La emisora Radio Ciudad de La Habana ha tenido la iniciativa de convertir algunos de sus espacios en sala de exposiciones.Para comenzar esta pequeña fiesta de la cultura ha sido escogida la muestra titulada “Junto al olor del café”, de la artista habanera María de los Ángeles Hidalgo-Gato, más conocida en el mundo de la plástica como Mariángeles.
Graduada de la Academia de Artes Plásticas San Alejandro, Mariángeles se desempeñó como ilustradora científica en el instituto de Medicina Tropical Pedro Kourí, y más tarde como profesora en la Escuela Vocacional de Artes Plásticas de Nivel Elemental Paulita Concepción. Entre los alumnos que han pasado por sus aulas se cuentan creadores que hoy han gozan de fama internacional
Ya en 1990 Mariángeles abandonó la enseñanza y se dedicó por entero a la pintura. Ha participado en más de una veintena de exposiciones colectivas en centros de cultura, galerías y museos no solo de Cuba, sino también de España, Estados Unidos, Francia, Venezuela, y su obra tiene presencia en colecciones privadas. Aunque ha incursionado en diversas temáticas, le atrae un mundo genuinamente femenino en el que la mujer se mueve en escenarios cotidianos, pero también se transforma en símbolo y se rodea de ámbitos mágicos.
En los dos cuadros que acompañan esta nota puede apreciarse al primer golpe de vista la técnica depurada de un pincel exacto en sus propósitos. La gama de colores, en los que predominan los tonos de los amaneceres cubanos, se apoya en los rosas, naranjas, ocres y púrpuras. Esta elección del color traduce una mirada de mujer y es, al mismo tiempo, de una suave luminosidad que recuerda el interior de las caracolas.
El rostro de Martí se suma a la ya infinita galería de Apóstoles, uno y el mismo que han inspirado a los pintores cubanos, pero este Martí de Mariángeles recuerda las mejores páginas del Diario de Campaña del Maestro, aquellas en que el autor se extasía en la contemplación y descripción de la naturaleza en los campos de Cuba. Arboles, pájaros, flores, ramas y raíces, y ese suelo sembrado de humus y hojarasca que caracteriza la tierra de nuestras sabanas, están en el Martí de Mariángeles como Martí está en la isla, impregnado y eterno.

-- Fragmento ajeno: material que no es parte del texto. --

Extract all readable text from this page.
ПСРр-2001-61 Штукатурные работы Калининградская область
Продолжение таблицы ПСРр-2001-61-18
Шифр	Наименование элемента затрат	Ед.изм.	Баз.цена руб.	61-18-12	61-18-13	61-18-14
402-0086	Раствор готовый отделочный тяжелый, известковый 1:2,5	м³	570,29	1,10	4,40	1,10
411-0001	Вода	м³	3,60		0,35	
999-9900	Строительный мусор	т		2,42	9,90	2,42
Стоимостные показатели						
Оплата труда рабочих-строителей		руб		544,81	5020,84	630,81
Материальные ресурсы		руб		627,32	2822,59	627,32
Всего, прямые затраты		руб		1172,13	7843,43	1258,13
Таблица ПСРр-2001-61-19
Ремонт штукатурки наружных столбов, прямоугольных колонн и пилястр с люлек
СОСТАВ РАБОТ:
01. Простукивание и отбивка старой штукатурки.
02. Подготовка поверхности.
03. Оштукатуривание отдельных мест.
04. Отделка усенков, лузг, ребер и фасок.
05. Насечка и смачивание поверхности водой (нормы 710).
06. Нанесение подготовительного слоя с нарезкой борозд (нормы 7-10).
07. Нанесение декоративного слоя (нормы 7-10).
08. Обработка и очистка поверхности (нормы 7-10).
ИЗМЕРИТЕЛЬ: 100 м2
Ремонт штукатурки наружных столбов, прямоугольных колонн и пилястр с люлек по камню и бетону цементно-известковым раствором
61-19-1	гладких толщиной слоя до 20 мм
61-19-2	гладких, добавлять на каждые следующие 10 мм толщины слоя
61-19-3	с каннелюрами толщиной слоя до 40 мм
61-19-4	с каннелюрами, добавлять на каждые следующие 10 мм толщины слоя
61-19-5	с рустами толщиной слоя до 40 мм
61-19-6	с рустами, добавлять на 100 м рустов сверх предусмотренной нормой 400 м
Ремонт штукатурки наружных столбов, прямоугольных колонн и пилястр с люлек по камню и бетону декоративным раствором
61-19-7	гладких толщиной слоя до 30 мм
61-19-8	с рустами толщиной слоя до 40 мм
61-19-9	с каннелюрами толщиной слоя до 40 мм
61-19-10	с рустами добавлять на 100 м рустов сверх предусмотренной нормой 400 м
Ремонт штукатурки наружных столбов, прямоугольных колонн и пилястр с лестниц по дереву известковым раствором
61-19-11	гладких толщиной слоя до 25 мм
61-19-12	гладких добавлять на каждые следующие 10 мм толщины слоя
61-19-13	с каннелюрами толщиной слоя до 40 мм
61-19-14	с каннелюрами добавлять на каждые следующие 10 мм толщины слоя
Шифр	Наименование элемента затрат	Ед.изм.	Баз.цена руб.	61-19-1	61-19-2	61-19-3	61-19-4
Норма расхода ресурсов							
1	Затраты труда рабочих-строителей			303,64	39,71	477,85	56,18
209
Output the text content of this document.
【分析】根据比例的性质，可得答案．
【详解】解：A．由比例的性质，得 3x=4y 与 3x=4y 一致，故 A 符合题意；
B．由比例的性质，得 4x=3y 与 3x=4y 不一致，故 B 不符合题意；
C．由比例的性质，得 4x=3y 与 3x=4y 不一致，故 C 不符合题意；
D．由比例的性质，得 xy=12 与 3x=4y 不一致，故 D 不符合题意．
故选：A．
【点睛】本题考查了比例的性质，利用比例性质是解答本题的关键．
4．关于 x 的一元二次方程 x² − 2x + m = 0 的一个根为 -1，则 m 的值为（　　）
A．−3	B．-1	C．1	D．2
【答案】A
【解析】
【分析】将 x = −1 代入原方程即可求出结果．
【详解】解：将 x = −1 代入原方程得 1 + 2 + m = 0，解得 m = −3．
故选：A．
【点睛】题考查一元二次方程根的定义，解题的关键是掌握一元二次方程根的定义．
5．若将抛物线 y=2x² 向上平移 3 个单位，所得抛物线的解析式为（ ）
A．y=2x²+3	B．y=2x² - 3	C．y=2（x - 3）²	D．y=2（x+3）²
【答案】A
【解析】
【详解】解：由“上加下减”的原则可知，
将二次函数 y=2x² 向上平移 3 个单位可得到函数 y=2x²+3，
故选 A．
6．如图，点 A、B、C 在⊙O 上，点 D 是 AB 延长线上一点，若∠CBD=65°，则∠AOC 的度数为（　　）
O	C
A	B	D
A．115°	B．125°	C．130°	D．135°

El segundo cuadro muestra un torso de mujer cubierto de motivos florales, pero colocados en tal forma que sugieren de algún modo las figuras que en la Antigüedad se hacían grabar los guerreros en los yelmos de sus armaduras. Y como la magia de la cultura debe mucho a la capacidad asociativa de la mente humana, una mirada a esta pintura me ha recordado de pronto el yelmo cubierto de relieves de Alejandro Magno y de tantos emperadores romanos que, perpetuados en bustos de mármol, han llegado hasta nosotros.
Se trataría entonces, tal vez, de una armadura de amazona este busto florial de Mariángeles, o del coselete de una diosa de las mieses. Todos estos rejuegos de la imaginación que ocurren en el espectador dicen mucho del potencial de una obra de arte para sugerir mundos y sensaciones, es decir, sobre el poder de la creación para engendrar más creación. Las obras de arte que no conducen al lector más allá de los límites de su marco podrán ser muy perfectas muestras técnicas, pero no tienen daimón, palabra que en griego antiguo significa, no demonio, como muchos creen, sino aquel espíritu de inquietud que empuja al hombre a trascender sus propios límites.
Hay que saludar esta iniciativa de Radio Ciudad de La Habana que hace pensar en los años sesenta, cuando proliferaban en La Habana pequeñas salitas de exposiciones, pequeñas salas-teatro, cuando el cartel cubano tuvo su época de oro, cuando nuestro cine dio sus grandes clásicos… Fue una de las épocas más ricas de la cultura capitalina. Regresemos a esta tradición que se ha ido perdiendo en el caos de los años, y hagamos de nuestra capital un hervidero de cultura que dilate el espíritu de sus habitantes y los induzca a convertirse cada día en seres humanos más sensibles y mejores.